Diabetic patients in the Western area are now benefiting from new joined up arrangements between care providers.
Integrated Care Partnerships (ICPs) in the West are implementing service redesign for Diabetes patients with the support of, and funding from, the Western Local Commissioning Group.
Led by Dr Neil Black, Western Trust Consultant in Endocrinology and Diabetes, an ICP multidisciplinary group, involving a range of health professionals, was established to review diabetic assessment and care arrangements, and to consider how services could be improved and better coordinated. The group also heard views from service users and carers.
Arising from this work, the Trust is making steady progress with the implementation of integrated diabetes care, which is now a corporate initiative involving cooperation across many services and professional boundaries.
Dr Neil Black explains: “Diabetes is on the increase in Northern Ireland and learning to live with the condition can be challenging. At the heart of the ICPs’ success to date has been a focus on the patient’s pathway and outcomes. Adopting a fully collaborative approach allows us to further build upon the historically strong and growing partnership between secondary and primary clinicians, in addition to developing a strong core project team combining clinical expertise, technical and service knowledge with strategic response to population health outcomes and a philosophy of innovation and collaborative working.”
The same philosophy is being applied to several pathways to clarify diagnosis of diabetes, when people can be dealt with in the community, and the alternative pathway to specialist care to avoid emergency admission.
A number of initiatives are now underway to deliver integrated diabetes care across the West. An overview is outlined below.
Additional pathways guiding management of high and low blood sugars for Emergency Departments and acute medical and surgical units have been prepared after consultation with the respective professional groups and units.
In recognition of the need for integrated patient information pathways to support a patient’s journey the Western Trust is using the Electronic Care Record (ECR), single point of referral for Diabetes patients with electronic triaging.
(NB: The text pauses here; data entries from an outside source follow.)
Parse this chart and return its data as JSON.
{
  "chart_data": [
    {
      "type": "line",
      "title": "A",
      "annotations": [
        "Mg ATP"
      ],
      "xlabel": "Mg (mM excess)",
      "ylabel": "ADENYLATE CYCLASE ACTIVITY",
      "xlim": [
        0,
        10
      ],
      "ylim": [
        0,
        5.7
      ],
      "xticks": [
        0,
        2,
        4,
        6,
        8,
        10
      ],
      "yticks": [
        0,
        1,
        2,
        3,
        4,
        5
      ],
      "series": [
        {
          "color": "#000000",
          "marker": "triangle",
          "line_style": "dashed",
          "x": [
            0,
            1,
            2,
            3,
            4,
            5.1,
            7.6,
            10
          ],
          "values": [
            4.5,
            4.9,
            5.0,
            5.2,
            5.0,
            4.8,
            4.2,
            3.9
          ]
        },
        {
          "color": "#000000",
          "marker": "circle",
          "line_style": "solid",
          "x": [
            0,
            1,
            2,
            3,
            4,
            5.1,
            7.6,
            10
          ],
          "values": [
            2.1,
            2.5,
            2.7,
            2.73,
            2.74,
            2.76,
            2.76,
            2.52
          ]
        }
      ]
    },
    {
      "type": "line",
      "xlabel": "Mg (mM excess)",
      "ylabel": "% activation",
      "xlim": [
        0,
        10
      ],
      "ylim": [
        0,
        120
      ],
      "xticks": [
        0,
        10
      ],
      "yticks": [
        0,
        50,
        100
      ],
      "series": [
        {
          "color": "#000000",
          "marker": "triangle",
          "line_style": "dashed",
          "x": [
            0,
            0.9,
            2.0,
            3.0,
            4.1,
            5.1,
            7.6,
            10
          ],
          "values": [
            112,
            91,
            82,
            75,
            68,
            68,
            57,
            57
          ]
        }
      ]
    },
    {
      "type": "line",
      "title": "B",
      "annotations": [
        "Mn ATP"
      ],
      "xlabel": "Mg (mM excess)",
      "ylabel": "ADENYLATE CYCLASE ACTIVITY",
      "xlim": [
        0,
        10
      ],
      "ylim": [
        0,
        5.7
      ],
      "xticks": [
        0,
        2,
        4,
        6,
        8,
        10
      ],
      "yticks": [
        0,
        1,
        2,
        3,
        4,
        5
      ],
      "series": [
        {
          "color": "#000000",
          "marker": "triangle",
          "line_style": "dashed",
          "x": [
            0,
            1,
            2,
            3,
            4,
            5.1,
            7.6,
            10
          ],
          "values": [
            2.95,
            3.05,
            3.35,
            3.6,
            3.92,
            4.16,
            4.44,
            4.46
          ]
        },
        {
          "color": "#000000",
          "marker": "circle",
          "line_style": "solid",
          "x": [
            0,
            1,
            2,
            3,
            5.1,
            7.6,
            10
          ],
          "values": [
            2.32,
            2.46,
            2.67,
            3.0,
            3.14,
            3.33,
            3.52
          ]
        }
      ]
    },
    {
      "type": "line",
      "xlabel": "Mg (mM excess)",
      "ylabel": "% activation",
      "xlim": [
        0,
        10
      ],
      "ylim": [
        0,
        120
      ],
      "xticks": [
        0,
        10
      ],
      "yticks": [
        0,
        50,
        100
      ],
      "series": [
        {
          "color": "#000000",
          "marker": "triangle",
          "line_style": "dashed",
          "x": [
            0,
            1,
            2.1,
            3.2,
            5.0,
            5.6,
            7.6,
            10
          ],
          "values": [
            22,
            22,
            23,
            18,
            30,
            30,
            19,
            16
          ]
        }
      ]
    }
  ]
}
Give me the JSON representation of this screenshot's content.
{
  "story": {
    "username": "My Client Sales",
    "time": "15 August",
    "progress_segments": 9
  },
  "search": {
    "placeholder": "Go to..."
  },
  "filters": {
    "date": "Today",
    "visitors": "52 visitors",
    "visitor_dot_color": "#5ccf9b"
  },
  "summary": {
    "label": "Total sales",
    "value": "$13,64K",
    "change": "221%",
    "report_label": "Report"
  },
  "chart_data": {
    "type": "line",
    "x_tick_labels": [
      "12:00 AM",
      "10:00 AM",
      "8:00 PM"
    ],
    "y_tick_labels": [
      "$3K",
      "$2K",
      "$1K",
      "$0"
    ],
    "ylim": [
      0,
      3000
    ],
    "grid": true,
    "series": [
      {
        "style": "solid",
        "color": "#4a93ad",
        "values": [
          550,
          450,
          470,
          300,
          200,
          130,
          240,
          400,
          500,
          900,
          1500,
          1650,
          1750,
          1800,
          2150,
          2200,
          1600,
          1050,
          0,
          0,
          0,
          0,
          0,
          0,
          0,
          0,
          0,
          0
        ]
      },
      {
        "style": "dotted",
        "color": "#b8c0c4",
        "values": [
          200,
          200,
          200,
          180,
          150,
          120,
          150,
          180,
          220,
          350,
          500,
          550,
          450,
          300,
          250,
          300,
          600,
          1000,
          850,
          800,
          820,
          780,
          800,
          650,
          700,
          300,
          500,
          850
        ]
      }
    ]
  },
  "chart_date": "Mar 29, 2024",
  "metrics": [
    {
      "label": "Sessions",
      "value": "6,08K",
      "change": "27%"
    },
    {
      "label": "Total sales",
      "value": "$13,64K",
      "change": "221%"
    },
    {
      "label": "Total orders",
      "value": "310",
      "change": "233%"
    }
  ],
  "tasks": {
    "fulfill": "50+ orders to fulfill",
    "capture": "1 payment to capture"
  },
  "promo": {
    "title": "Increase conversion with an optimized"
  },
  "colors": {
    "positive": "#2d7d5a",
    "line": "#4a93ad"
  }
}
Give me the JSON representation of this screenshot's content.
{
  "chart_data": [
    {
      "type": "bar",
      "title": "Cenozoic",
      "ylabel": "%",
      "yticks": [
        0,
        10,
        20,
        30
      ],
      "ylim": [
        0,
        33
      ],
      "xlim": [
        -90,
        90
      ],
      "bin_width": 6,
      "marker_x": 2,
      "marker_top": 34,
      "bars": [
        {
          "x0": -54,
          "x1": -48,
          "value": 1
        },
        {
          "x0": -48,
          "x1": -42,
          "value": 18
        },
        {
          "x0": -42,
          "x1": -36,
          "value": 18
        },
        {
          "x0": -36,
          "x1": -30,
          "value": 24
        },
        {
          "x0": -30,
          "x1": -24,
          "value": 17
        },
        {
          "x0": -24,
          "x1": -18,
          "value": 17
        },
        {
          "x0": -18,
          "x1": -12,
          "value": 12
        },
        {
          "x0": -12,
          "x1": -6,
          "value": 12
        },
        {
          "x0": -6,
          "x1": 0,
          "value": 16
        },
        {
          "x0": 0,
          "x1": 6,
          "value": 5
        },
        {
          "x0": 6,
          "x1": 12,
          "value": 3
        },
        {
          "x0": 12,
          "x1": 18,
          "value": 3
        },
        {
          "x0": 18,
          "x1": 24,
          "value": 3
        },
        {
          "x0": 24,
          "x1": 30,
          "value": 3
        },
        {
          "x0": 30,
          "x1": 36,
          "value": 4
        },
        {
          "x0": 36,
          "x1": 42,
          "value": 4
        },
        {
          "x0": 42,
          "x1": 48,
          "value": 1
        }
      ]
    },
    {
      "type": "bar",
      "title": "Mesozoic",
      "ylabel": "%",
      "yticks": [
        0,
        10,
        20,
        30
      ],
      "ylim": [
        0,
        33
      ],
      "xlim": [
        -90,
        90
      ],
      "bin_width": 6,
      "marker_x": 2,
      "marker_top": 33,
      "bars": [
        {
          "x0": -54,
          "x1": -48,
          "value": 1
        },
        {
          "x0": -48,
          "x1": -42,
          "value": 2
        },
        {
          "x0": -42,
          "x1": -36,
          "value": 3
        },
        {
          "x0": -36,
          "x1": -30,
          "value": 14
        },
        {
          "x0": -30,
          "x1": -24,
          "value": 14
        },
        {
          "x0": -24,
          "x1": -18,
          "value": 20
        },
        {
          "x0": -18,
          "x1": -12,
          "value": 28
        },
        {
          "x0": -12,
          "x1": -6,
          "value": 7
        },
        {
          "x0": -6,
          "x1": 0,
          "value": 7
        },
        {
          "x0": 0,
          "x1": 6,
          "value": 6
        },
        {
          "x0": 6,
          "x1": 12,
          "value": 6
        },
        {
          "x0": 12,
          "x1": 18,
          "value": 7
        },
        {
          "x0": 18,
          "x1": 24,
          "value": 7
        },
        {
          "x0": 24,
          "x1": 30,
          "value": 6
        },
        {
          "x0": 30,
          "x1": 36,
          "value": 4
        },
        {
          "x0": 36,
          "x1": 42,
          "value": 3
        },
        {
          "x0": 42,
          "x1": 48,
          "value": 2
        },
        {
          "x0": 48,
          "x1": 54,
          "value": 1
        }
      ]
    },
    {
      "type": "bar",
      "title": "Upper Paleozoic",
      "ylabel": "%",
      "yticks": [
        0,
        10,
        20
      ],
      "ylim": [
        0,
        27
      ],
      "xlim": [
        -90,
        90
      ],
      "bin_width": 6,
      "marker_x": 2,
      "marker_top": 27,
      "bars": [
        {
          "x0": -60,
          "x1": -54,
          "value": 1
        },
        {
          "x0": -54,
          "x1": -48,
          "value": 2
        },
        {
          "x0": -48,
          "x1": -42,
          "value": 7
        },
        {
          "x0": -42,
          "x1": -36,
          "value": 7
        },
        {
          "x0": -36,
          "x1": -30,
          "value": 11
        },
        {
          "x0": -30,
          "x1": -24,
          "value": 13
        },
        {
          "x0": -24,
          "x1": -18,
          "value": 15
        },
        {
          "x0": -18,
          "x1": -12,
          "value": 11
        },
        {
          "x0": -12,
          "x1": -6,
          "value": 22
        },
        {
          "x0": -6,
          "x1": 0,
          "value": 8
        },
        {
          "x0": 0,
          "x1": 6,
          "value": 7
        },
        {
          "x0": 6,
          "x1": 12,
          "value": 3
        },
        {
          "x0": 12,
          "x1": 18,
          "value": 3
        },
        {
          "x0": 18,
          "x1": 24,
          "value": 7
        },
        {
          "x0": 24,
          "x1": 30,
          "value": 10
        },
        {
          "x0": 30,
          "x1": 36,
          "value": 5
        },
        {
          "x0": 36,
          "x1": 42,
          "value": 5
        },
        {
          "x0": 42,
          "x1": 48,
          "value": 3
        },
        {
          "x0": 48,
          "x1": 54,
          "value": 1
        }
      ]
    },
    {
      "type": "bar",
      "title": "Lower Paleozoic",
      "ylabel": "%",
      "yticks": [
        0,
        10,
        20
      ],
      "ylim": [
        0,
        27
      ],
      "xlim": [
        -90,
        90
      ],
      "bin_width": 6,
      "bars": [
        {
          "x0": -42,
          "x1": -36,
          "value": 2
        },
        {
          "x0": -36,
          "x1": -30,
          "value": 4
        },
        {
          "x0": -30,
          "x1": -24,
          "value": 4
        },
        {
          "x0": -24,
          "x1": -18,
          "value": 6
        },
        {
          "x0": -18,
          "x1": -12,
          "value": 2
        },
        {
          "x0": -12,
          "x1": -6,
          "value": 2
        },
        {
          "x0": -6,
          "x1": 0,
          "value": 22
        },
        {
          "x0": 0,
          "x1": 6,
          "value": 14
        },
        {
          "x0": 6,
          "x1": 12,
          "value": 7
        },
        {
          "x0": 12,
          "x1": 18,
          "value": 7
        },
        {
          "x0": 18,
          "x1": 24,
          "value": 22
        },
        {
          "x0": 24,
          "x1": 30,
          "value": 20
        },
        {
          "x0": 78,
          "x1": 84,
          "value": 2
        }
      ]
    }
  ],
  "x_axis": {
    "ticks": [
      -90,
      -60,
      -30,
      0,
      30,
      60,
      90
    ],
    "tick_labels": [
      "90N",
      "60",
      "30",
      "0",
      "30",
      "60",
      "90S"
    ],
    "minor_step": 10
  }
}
Other forms of virtual communication between clinicians to support patient care to make sure that the person with a diabetes foot problem sees the right person first time, in the right place and at the right time are also being utilised.
The Western Trust continues to build on the perinatal Diabetes services developed with the support of ‘Cooperation and Working Together’ (CAWT) under INTERREG IVA, and improve transitions and interfaces with other services to support patients of all ages.
Personalisation in Diabetes care will be a major theme of integrated working in the Western area throughout 2015. This will involve building on existing initiatives involving patient-led peer support networks and self-directed support for patients; and focus will continue on outpatient services and consolidating expertise for the treatment and management of complex foot problems as a response to the health needs of the border population.
A new integrated diabetic footcare pathway involves joint working between GPs, community nurses, Diabetes specialist teams, and Allied Health Professionals in primary and secondary care, for all diabetic patients at risk of developing foot conditions. Specific co-operation between medicine and surgery will also enhance services for patients with acute Diabetic foot problems.
The service redesign is being facilitated in partnership with GPs, enabled by the implementation of a GP Quality and Productivity Pathway for Diabetic Foot patients.
Dr Brendan O’Hare, ICP Clinical Lead for the Western region commented: “Improving diabetic podiatry care will assist the prevention of foot ulceration, reduce the number of minor and major amputations, and help patients to avoid unnecessary hospital admissions. As part of the new integrated pathway, diabetic patients will now be able to receive more specialist foot care in the community and a specific focus on increased patient education will promote better self-care by patients themselves. This will support earlier identification of potential foot problems and reduce avoidable complications.”